IPA joined 67 patient and provider organizations across the nation in applauding Congressmen Greg Murphy, Adam Gray, and Neal Dunn for introducing H.R. 4299, the Protecting Patient Access to Cancer and Complex Therapies Act of 2025.

This critical legislation protects patients and their providers from collateral damage in the Medicare drug price negotiation program between HHS and manufacturers. Historically, Part B drugs have been paid on an “Average Sales Price” (ASP)+6 percent methodology. The add-on payment is the key component of reimbursement for provider-administered drugs. Under the Inflation Reduction Act (IRA), however, negotiated Part B drugs will no longer be based on ASP but instead on a lower rate called the “Maximum Fair Price” (MFP). The Congressional Budget Office projects provider reimbursement reductions of 50 percent or more, including cuts to the add-on payment for providers administering Part B drugs. These reductions will have enormous negative ramifications for physicians and infusion facilities, limiting their ability to provide these medications to patients.

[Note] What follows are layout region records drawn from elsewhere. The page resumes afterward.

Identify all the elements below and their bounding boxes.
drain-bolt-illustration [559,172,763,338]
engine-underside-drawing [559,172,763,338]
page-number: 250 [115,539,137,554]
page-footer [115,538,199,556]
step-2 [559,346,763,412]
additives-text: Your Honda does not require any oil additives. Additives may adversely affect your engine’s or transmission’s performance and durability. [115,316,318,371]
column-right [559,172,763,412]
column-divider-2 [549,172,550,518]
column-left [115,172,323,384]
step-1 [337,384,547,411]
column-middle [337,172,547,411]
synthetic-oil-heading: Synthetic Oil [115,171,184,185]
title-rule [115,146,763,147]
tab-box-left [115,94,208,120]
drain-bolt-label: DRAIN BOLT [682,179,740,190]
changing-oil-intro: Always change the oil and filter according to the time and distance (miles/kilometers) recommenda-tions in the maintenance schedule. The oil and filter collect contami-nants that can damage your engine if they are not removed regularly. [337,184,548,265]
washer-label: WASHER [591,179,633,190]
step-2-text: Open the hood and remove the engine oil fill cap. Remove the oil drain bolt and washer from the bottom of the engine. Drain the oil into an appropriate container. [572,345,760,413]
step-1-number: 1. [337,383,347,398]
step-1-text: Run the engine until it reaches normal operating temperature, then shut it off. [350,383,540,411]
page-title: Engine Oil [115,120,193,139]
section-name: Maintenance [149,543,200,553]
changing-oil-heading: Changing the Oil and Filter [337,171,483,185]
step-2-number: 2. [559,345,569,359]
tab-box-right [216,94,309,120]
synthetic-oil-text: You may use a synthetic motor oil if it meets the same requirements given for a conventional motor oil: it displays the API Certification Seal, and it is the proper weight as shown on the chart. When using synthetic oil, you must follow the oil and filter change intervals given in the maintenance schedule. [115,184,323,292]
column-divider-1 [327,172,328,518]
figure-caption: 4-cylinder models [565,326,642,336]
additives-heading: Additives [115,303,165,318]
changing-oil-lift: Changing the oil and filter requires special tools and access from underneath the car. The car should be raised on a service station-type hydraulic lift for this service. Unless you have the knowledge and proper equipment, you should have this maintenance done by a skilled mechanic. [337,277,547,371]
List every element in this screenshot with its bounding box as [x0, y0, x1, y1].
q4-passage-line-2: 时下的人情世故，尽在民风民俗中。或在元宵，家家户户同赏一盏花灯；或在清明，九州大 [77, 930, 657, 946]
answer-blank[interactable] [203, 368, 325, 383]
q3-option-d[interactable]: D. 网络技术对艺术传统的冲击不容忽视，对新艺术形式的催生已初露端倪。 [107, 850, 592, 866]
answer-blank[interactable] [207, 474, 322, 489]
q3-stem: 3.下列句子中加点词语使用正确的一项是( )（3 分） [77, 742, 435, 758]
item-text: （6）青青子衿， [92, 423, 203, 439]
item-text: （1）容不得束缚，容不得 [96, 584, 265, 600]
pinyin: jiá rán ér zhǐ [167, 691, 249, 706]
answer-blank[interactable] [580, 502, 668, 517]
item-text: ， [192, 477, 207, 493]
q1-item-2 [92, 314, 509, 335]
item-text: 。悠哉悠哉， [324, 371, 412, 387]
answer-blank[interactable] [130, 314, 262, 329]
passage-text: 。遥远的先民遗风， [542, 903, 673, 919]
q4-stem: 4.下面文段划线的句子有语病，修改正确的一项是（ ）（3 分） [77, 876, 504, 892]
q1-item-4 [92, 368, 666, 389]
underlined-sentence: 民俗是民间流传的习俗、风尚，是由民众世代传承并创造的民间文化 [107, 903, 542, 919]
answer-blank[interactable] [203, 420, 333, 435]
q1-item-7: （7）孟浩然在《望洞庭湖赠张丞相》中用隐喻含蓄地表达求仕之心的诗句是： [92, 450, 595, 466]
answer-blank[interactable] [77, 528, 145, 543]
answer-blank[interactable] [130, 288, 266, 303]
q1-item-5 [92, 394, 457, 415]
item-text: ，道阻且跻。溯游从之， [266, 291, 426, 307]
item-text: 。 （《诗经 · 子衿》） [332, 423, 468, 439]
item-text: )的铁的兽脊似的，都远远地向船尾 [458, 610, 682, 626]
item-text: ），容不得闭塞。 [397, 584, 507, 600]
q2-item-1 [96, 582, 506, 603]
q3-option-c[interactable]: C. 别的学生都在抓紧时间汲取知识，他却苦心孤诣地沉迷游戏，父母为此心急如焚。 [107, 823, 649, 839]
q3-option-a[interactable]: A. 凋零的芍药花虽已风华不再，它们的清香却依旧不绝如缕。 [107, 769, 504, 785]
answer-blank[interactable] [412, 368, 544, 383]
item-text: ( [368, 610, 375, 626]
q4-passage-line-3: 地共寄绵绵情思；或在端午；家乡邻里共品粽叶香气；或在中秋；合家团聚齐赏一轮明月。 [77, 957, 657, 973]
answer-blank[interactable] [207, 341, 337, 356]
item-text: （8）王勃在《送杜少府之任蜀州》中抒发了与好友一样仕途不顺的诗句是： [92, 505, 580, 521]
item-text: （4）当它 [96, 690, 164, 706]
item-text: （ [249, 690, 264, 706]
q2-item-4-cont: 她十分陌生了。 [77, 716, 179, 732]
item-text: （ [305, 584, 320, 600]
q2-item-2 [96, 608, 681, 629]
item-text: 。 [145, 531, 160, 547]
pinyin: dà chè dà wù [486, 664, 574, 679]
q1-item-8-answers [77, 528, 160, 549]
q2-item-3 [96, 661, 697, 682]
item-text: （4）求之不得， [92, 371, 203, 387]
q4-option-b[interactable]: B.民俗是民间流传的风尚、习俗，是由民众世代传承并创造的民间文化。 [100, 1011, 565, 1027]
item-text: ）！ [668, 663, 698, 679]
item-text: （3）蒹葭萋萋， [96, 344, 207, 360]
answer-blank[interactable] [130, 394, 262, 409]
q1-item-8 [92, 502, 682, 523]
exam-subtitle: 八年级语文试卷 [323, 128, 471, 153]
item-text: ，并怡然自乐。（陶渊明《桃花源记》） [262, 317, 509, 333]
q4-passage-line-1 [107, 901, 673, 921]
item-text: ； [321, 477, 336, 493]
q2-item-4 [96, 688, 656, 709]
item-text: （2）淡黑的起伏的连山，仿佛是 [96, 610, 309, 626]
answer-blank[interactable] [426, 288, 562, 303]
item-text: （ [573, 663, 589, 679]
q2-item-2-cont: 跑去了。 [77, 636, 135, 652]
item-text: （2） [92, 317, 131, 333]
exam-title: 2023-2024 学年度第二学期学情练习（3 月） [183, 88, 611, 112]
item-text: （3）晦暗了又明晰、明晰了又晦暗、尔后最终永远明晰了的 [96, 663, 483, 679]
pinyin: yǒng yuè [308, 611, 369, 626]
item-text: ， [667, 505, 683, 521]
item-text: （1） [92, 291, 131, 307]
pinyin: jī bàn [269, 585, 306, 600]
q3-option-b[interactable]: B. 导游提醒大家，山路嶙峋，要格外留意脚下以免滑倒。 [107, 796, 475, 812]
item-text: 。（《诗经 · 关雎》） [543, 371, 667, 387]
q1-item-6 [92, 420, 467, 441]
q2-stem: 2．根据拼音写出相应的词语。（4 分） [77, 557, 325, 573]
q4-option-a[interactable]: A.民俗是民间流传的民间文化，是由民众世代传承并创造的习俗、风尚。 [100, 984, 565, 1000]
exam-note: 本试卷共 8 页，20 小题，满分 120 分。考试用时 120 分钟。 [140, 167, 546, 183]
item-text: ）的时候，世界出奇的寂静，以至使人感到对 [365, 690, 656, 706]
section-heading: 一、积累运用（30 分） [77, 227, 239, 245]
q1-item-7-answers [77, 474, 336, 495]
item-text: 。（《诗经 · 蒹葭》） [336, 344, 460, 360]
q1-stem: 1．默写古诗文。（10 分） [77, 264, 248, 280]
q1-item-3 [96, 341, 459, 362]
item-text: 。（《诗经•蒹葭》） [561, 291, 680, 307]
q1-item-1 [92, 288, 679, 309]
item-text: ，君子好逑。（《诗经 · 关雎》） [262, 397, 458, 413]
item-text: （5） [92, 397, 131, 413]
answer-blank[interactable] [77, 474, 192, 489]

The Protecting Patient Access to Cancer and Complex Therapies Act would replace reimbursement reductions with an equivalent rebate paid by pharmaceutical manufacturers to CMS. This achieves the same amount of savings for the program while ensuring Medicare beneficiaries will benefit from lower negotiated rates and coinsurance. Importantly, the bill would maintain providers’ existing reimbursement, protect access to care in community-based settings, and prevent patients and providers from becoming collateral damage in negotiations. A new analysis estimates the legislation would generate $3.3 billion in savings over 10 years, because the sequester would apply to the ASP price instead of the lower Maximum Fair Price (MFP)+6 percent.

We look forward to working with Congress to advance this legislation to preserve high-quality care and protect patient access in community-based infusion settings.

To view the coalition letter, click here. IPA’s statement applauding introduction of the legislation can be viewed here.

About the Infusion Providers Alliance

The Infusion Providers Alliance (IPA) is committed to protecting the integrity of the provider-patient relationship by empowering providers and patients to choose the most appropriate treatment together. We advocate for policies that ensure timely and adequate patient access to high quality care in IPA members’ convenient, community-based, non-hospital settings. IPA members operate over 1,000 in-office or stand-alone ambulatory infusion centers across 43 states nationwide, delivering value to the health care system and improved outcomes to patients.